ANTONIO BURGOS | EL RECUADRO


La última sotana de Sevilla

Los días grandes de la Semana Santa no empezaban hasta que bajo el sol de lirios y claveles de la tarde del Miércoles Santo subía el Cristo de la Salud por el puente de San Bernardo y, sotana, manteo y bonete, venía el párroco don José Alvarez Allende presidiendo con empaque episcopal la cofradía de toreros y artilleros. Don José Alvarez Allende llevaba la vara como el báculo de su obispalía sobre la gente de su barrio, familias enteras a las que había bautizado, casado, dado la primera comunión y rezado el último responso antes que un coche fúnebre saliera por Gallinato a la Calle Ancha.

Dicen los antropólogos que estudian la vida de los barrios que en ese momento del Miércoles Santo, con los soldados de Artillería 14 vestidos de gala dando escolta a la Virgen del Refugio, el casi fenecido barrio de San Bernardo volvía momentáneamente a la vida. Todos los que fueron expulsados del paraíso de la Pirotecnia, de la Fábrica de Artillería, de la fábrica de abonos, retornaban al barrio y San Bernardo volvía a ser cuanto fue antes de la riada del Tamarguillo de 1961 que se llevó medio caserío por delante. No contaron los antropólogos para tal análisis con la última sotana de Sevilla: la de don José Alvarez Allende, que llevaba en sus vuelos la voluntad de permanencia del barrio, desde que fundó la cooperativa de viviendas para impedir el irremediable éxodo, desde que abrió las escuelas parroquiales.

Pasaba la cofradía frente al Cuartel de Intendencia, frente al Mercado de la Puerta de la Carne, frente a los escaparates de ropa de trabajo de Fermín Alfaro, frente a los veladores del Bar Cobo, y a Sevilla, con la sotana y el manteo de don José, se le entraba por las puertas todo un símbolo del barrio. Y por si faltaba poco, Pepe Luis Vázquez quizá, tapadito, sin que lo viera nadie, con gafas de sol, venía también acompañando a la cofradía. San Bernardo puro. Bronce puro de los cañones de artillería que llevaron el nombre de Sevilla por los glacis y baluartes de la América virreinal. Porque don José Alvarez Allende era el símbolo del barrio al que entregó su vida, que era su ministerio sacerdotal. Sin cuentos de ninguna clase, con la rectitud y la amabilidad por bandera. Un leonés como San Fernando, que también fue conquistado por Sevilla. Y que se adelantó a los tiempos de la Iglesia en su voluntad por estar cerca de los que sufren para arreglarles los problemas más inmediatos: la escuela, la casa, el pago del recibo de la luz, el médico. Y, encima, sin olvidar el culto a Su Divina Majestad. Ay, custodia de San Bernardo en procesión de gloria por el infierno de las calles de balcones vacíos, de puertas tapiadas, de apuntalados muros de desconchones...
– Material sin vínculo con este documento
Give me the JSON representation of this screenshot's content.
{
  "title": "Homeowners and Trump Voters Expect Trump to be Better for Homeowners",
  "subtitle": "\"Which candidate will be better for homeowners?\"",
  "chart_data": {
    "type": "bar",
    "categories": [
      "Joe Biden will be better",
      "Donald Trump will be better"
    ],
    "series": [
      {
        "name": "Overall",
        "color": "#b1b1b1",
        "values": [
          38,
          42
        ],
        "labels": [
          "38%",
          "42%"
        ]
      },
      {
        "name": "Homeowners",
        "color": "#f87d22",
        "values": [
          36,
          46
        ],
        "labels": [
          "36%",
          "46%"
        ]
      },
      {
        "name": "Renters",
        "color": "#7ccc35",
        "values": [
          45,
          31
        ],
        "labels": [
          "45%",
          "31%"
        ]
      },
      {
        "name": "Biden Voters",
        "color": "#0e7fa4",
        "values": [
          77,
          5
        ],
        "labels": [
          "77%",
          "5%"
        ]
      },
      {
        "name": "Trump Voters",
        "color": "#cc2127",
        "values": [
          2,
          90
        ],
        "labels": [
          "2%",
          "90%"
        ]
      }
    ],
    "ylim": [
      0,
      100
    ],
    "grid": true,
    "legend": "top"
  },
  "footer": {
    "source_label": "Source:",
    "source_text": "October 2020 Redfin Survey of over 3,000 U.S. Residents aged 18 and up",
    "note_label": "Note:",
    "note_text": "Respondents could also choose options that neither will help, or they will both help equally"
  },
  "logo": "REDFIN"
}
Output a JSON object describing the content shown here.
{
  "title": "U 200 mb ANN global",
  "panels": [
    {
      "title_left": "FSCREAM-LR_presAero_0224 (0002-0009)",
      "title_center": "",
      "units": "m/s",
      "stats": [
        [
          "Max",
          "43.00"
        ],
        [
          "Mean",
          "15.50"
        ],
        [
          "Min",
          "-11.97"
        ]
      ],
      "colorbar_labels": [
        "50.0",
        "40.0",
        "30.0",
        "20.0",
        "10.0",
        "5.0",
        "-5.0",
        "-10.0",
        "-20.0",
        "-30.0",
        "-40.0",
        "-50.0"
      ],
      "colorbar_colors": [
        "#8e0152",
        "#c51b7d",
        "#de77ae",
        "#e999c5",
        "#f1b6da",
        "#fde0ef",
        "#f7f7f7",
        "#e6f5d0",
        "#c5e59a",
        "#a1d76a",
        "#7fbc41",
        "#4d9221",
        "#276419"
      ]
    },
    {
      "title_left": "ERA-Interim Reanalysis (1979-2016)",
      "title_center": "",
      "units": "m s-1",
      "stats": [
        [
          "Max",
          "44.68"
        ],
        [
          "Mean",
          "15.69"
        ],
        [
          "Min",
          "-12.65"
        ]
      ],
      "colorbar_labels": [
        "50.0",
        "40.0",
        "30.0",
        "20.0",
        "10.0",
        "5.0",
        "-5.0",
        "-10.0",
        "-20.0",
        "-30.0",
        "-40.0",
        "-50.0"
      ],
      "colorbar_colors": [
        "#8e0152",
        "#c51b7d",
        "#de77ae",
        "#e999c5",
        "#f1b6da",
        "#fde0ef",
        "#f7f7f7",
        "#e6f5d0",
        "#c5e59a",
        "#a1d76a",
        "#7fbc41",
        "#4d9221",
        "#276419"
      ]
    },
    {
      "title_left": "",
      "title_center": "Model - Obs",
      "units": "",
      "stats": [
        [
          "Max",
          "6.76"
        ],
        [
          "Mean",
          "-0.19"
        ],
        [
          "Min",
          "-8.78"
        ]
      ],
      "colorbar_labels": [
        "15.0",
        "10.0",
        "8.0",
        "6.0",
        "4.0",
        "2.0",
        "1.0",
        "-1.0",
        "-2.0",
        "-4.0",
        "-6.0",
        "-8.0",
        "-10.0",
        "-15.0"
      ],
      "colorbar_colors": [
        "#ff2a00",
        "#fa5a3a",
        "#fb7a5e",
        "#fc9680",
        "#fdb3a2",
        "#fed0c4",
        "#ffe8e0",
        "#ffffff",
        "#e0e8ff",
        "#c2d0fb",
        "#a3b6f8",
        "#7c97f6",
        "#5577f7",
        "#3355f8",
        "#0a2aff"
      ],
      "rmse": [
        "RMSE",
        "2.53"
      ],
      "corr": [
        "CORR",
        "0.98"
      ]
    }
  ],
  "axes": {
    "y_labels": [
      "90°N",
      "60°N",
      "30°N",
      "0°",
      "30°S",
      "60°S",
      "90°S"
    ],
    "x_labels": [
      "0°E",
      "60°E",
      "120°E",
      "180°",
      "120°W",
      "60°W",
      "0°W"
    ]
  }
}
Muchas tardes llegaba servidor al Bar Asturias, en Las Carolinas, ora para el rito anual del rancho del Desarme, ora para la fabada nuestra de cada día, y creía que entraba en un capítulo de «La Regenta». Con su sotana, con su porte episcopal, con su distante cercanía o su cercana lejanía, en un rincón estaba siempre don José, como bendiciendo estos astures alimentos que vamos a tomar. Allí tuve la dicha de escuchar su palabra por última vez. Me hizo sentar a su mesa y me evocó sus recuerdos de la guerra, como capellán castrense en la 5ª Brigada de Navarra. Me narró los combates de Concud en la batalla de Teruel, en aquellas terribles nieves. Lo que mejor recordaba aquel pater de las Brigadas Navarras era el día que consiguió agua para su batallón, porque los hombres enfermaban de beber en los charcos de nieve derretida. Esa misma cantimplora de agua fresca fue la que, ya en la paz, don José Alvarez Allende trajo a la sed de justicia de San Bernardo. Sin darse nunca importancia. Con los vuelos de la última sotana de Sevilla se nos ha ido el espíritu fuerte de un barrio que quizá ya no exista más que en el recuerdo de aquel empaque episcopal de don José en la cercanía con su gente.